Fooling End-to-end Speaker Verification by Adversarial Examples (1801.03339v2)

Published 10 Jan 2018 in cs.LG and cs.CL

Abstract: Automatic speaker verification systems are increasingly used as the primary means to authenticate costumers. Recently, it has been proposed to train speaker verification systems using end-to-end deep neural models. In this paper, we show that such systems are vulnerable to adversarial example attack. Adversarial examples are generated by adding a peculiar noise to original speaker examples, in such a way that they are almost indistinguishable from the original examples by a human listener. Yet, the generated waveforms, which sound as speaker A can be used to fool such a system by claiming as if the waveforms were uttered by speaker B. We present white-box attacks on an end-to-end deep network that was either trained on YOHO or NTIMIT. We also present two black-box attacks: where the adversarial examples were generated with a system that was trained on YOHO, but the attack is on a system that was trained on NTIMIT; and when the adversarial examples were generated with a system that was trained on Mel-spectrum feature set, but the attack is on a system that was trained on MFCC. Results suggest that the accuracy of the attacked system was decreased and the false-positive rate was dramatically increased.

Authors (4)

Felix Kreuk (22 papers)
Yossi Adi (96 papers)
Moustapha Cisse (14 papers)
Joseph Keshet (42 papers)

Citations (196)

View on Semantic Scholar

Summary

Adversarial Examples in End-to-End Speaker Verification Systems

The paper "Fooling End-to-End Speaker Verification with Adversarial Examples," authored by Felix Kreuk et al., explores the vulnerability of automatic speaker verification systems when exposed to adversarial inputs. The research highlights the susceptibility of these systems, particularly those leveraging end-to-end deep neural networks, to adversarial perturbations that remain almost imperceptible to human listeners. This finding challenges the robustness of biometric authentication methods widely used in secure applications, such as banking and e-commerce.

Background and Methodology

The core focus of speaker verification is to ascertain whether a spoken utterance indeed belongs to a claimed speaker. Traditional systems often use a hybrid of i-vector representations and PLDA scoring. However, end-to-end approaches based on deep neural networks, particularly those pioneered by Heigold et al., are gaining traction for their ability to jointly learn from raw acoustic input, thereby enhancing system simplicity and effectiveness.
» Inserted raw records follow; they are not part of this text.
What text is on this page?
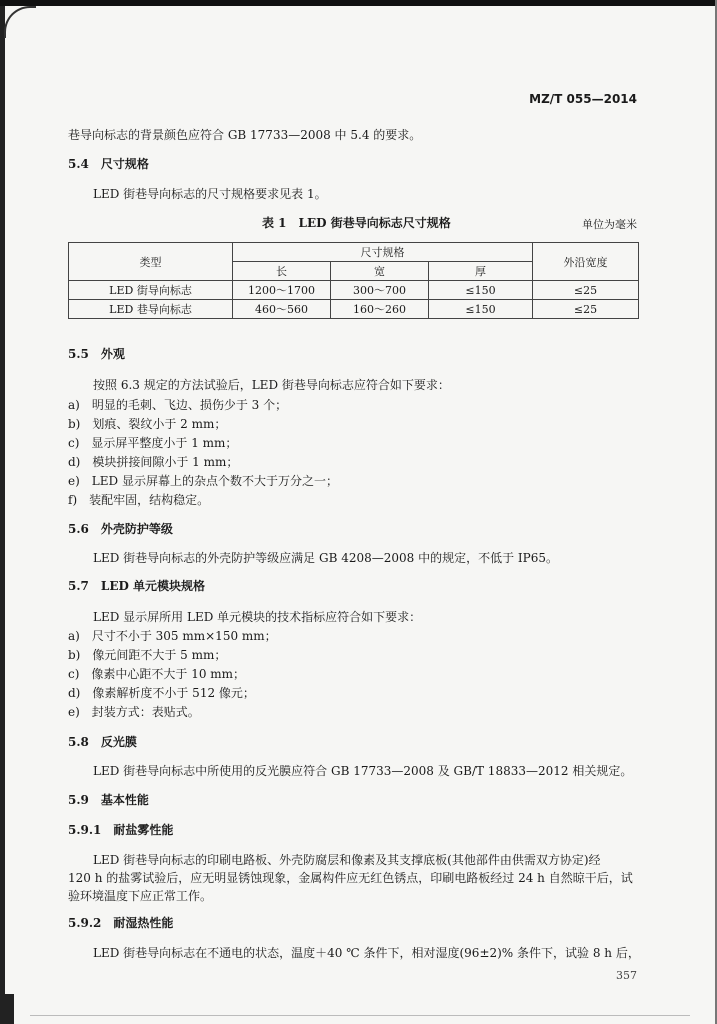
MZ/T 055—2014
巷导向标志的背景颜色应符合 GB 17733—2008 中 5.4 的要求。
5.4　尺寸规格
LED 街巷导向标志的尺寸规格要求见表 1。
表 1　LED 街巷导向标志尺寸规格	单位为毫米
类型	尺寸规格			外沿宽度
	长	宽	厚	
LED 街导向标志	1200～1700	300～700	≤150	≤25
LED 巷导向标志	460～560	160～260	≤150	≤25
5.5　外观
按照 6.3 规定的方法试验后，LED 街巷导向标志应符合如下要求：
a)　明显的毛刺、飞边、损伤少于 3 个；
b)　划痕、裂纹小于 2 mm；
c)　显示屏平整度小于 1 mm；
d)　模块拼接间隙小于 1 mm；
e)　LED 显示屏幕上的杂点个数不大于万分之一；
f)　装配牢固，结构稳定。
5.6　外壳防护等级
LED 街巷导向标志的外壳防护等级应满足 GB 4208—2008 中的规定，不低于 IP65。
5.7　LED 单元模块规格
LED 显示屏所用 LED 单元模块的技术指标应符合如下要求：
a)　尺寸不小于 305 mm×150 mm；
b)　像元间距不大于 5 mm；
c)　像素中心距不大于 10 mm；
d)　像素解析度不小于 512 像元；
e)　封装方式：表贴式。
5.8　反光膜
LED 街巷导向标志中所使用的反光膜应符合 GB 17733—2008 及 GB/T 18833—2012 相关规定。
5.9　基本性能
5.9.1　耐盐雾性能
LED 街巷导向标志的印刷电路板、外壳防腐层和像素及其支撑底板(其他部件由供需双方协定)经
120 h 的盐雾试验后，应无明显锈蚀现象，金属构件应无红色锈点，印刷电路板经过 24 h 自然晾干后，试
验环境温度下应正常工作。
5.9.2　耐湿热性能
LED 街巷导向标志在不通电的状态，温度＋40 ℃ 条件下，相对湿度(96±2)% 条件下，试验 8 h 后，
357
The paper introduces adversarial examples crafted by adding minimal noise to the original speaker input, which deceives these neural systems into misclassifying the speaker identity. The authors conducted experiments using both white-box and black-box attack models against networks trained on YOHO and NTIMIT datasets. These attacks involved perturbing the input vectors, often using the fast gradient sign method, to reduce the system's accuracy dramatically.

Results

The empirical results demonstrate a notable loss in accuracy when adversarial examples are employed. For instance, on the YOHO dataset, the system's accuracy dropped from 85.5% to 37.5% when Mel-spectrum features were perturbed, and from 87.5% to 25.75% when MFCC features were used. Parallel results were observed for the NTIMIT dataset, substantiating the effectiveness of adversarial attacks in drastically decreasing system reliability.

Additionally, the paper exhibits black-box attack scenarios where adversarial examples generated across different datasets and with disparate feature sets further exploit these models’ weaknesses. For example, a model trained on YOHO and attacked using NTIMIT-generated adversarial inputs saw a degradation in accuracy by 22.62%. These exercises confirm transferable adversarial vulnerabilities across differing training conditions and feature extraction methodologies.

Implications and Future Directions

The findings of this paper have significant implications for the field of automatic speaker verification and, by extension, speech-based biometric systems. The demonstrated vulnerabilities necessitate a reevaluation of system robustness, extending beyond conventional metrics such as accuracy, to include resistance against adversarial manipulations.

Future explorations could involve enhancing the robustness of these systems through adversarial training methods or developing new neural architectures explicitly designed to withstand adversarial perturbations. The application of defensive distillation or other forms of robustness improvements constitutes another promising direction. In practice, reinforcing these authentication systems against adversarial attacks is crucial for maintaining security and trust in biometric-based applications.

This research highlights the urgent need for more secure implementations in end-to-end speaker verification systems and encourages ongoing development in this dynamic field to ensure the robustness and trustworthiness of voice-based authentication mechanisms.